We will be contacting our project partners directly over the next few days but if there are any specific immediate concerns please don’t hesitate to contact us and we will tell you as much as we know.
Further updates about these funding cuts and how they are affecting the Leeds pathfinder will be posted on the blog as and when we receive the information.
Leeds Find Your Talent Team
Families from across the city have been busy creating paintings, drawings, sculptures and collages as part of this year’s Open Show workshops. Hundreds of entries have already been submitted for this year’s event, organisers are encouraging even more families (young people, children, pre-schoolers and adults) to try out their artistic skills in the run up to Leeds Art Gallery’s August event.
Supported by Find Your Talent, the artist-led workshops have enabled children to explore their creativity and ideas in the run up to Open Show.
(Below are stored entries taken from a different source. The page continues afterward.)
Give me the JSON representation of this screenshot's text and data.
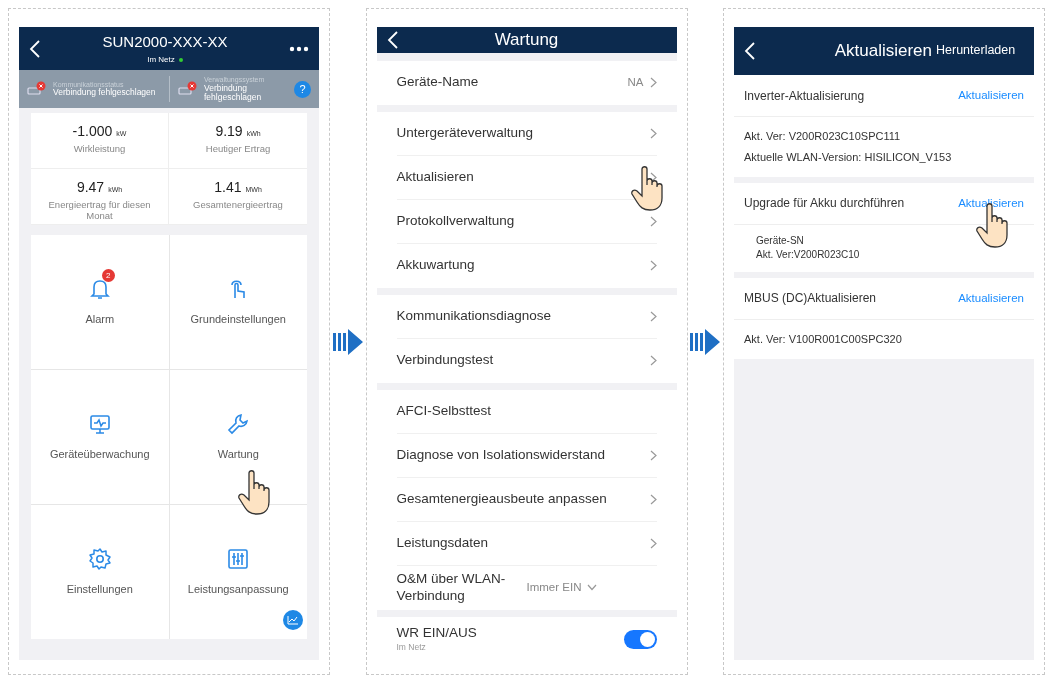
{
  "screens": [
    {
      "kind": "home",
      "title": "SUN2000-XXX-XX",
      "subtitle": "Im Netz",
      "online": true,
      "help": "?",
      "status": [
        {
          "label": "Kommunikationsstatus",
          "value": "Verbindung fehlgeschlagen",
          "error": true
        },
        {
          "label": "Verwaltungssystem",
          "value": "Verbindung fehlgeschlagen",
          "error": true
        }
      ],
      "metrics": [
        {
          "value": "-1.000",
          "unit": "kW",
          "label": "Wirkleistung"
        },
        {
          "value": "9.19",
          "unit": "kWh",
          "label": "Heutiger Ertrag"
        },
        {
          "value": "9.47",
          "unit": "kWh",
          "label": "Energieertrag für diesen Monat"
        },
        {
          "value": "1.41",
          "unit": "MWh",
          "label": "Gesamtenergieertrag"
        }
      ],
      "tiles": [
        {
          "label": "Alarm",
          "badge": "2",
          "tapped": false
        },
        {
          "label": "Grundeinstellungen",
          "tapped": false
        },
        {
          "label": "Geräteüberwachung",
          "tapped": false
        },
        {
          "label": "Wartung",
          "tapped": true
        },
        {
          "label": "Einstellungen",
          "tapped": false
        },
        {
          "label": "Leistungsanpassung",
          "tapped": false
        }
      ]
    },
    {
      "kind": "list",
      "title": "Wartung",
      "groups": [
        [
          {
            "kind": "link",
            "label": "Geräte-Name",
            "value": "NA",
            "tapped": false
          }
        ],
        [
          {
            "kind": "link",
            "label": "Untergeräteverwaltung",
            "tapped": false
          },
          {
            "kind": "link",
            "label": "Aktualisieren",
            "tapped": true
          },
          {
            "kind": "link",
            "label": "Protokollverwaltung",
            "tapped": false
          },
          {
            "kind": "link",
            "label": "Akkuwartung",
            "tapped": false
          }
        ],
        [
          {
            "kind": "link",
            "label": "Kommunikationsdiagnose",
            "tapped": false
          },
          {
            "kind": "link",
            "label": "Verbindungstest",
            "tapped": false
          }
        ],
        [
          {
            "kind": "plain",
            "label": "AFCI-Selbsttest",
            "tapped": false
          },
          {
            "kind": "link",
            "label": "Diagnose von Isolationswiderstand",
            "tapped": false
          },
          {
            "kind": "link",
            "label": "Gesamtenergieausbeute anpassen",
            "tapped": false
          },
          {
            "kind": "link",
            "label": "Leistungsdaten",
            "tapped": false
          },
          {
            "kind": "dropdown",
            "label": "O&M über WLAN-Verbindung",
            "value": "Immer EIN",
            "tapped": false
          }
        ],
        [
          {
            "kind": "toggle",
            "label": "WR EIN/AUS",
            "sublabel": "Im Netz",
            "on": true,
            "tapped": false
          }
        ]
      ]
    },
    {
      "kind": "update",
      "title": "Aktualisieren",
      "action": "Herunterladen",
      "sections": [
        {
          "title": "Inverter-Aktualisierung",
          "action": "Aktualisieren",
          "tapped": false,
          "indented": false,
          "lines": [
            "Akt. Ver: V200R023C10SPC111",
            "Aktuelle WLAN-Version: HISILICON_V153"
          ]
        },
        {
          "title": "Upgrade für Akku durchführen",
          "action": "Aktualisieren",
          "tapped": true,
          "indented": true,
          "lines": [
            "Geräte-SN",
            "Akt. Ver:V200R023C10"
          ]
        },
        {
          "title": "MBUS (DC)Aktualisieren",
          "action": "Aktualisieren",
          "tapped": false,
          "indented": false,
          "lines": [
            "Akt. Ver: V100R001C00SPC320"
          ]
        }
      ]
    }
  ]
}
The workshops will be held at Leeds Art Gallery on midweek days for the city’s primary and secondary school pupils. There are also free additional Children’s Art Day workshops for families and their children on Saturday 3rd July (pm), with two all-day workshop events on 10th July, and on 17th July.
Children and Young People from all regions of Leeds have taken part in local workshops in areas such as Seacroft, Inner North West, and Morley. By encouraging families to participate and enter Open Show the gallery hopes to expand on the vibrant entries that have already been received for this year’s event.
The Hawksworth Wood Fun Club provides school holiday activities for children and young people on the Kirkstall estate aged 8-13.
During the past six months volunteers from Leeds University Union have hosted creative workshops to encourage local children to create and explore new art forms and develop their confidence (and interest) in the arts.
Some of their activities include how to design a garden, a Spanish Cafe, flag-making, writing and recording their own music and food art from produce they have grown from seed.
Regular summer activities can improve concentration, encourage participation and re-affirm positive behaviour/interraction within a variety of art forms including drama, dance, crafts and visual art.
The half term, Easter and Whitsun sessions have led to a Junior Youth Theatre being established at Hawksworth which will be a weekly gathering for young people in the local area to learn performance and drama skills. The theatre will be a long-term project for the area which will develop productions beyond the Find Your Talent programme.
Seacroft has been captured on film by young documentary film makers in East Leeds in a new film titled Seacroft Past, Present and Future. Established in August 2009, the Seacroft Youth Film Factory project has been running in partnership with Space2, Leeds Bridge community film organisation and the Youth Service at the Denis Healey Centre.
Seacroft Film Factory’s documentary film trailer was shown at Hyde Park Picture House in April as part of Screen Yorkshire’s slot at the Young People’s Film Festival, with the final complete film along with Bloopers and outtakes at the David Young Community Academy at the end of April.
Find Your Talent have supported a further film project with the young people, through the Film Festival’s 24 hour Film Challenge. Another film called Blue Boundaries was created based on the local history of Temple Newsam where a rumoured ‘Blue Lady’ wanders the grounds.
The project worked with young people 11 – 19, who explored local history through the medium of film. The group took part in practical delivery sessions, visited the National Media Museum, and also Bradford and Leeds Metropolitan University’s Northern Film School.
This innovative scheme developed arts and media-based skills, increased self-esteem, raised aspirations, and introduced pathways to positive future education and/or career choices in the arts and media. Following the sessions – where the group learned how to edit, shoot and plan their own films – four young people gained their Bronze Arts Award in January 2010, with a further 3 collecting Bronze PAYP awards and 1 Gold PAYP award.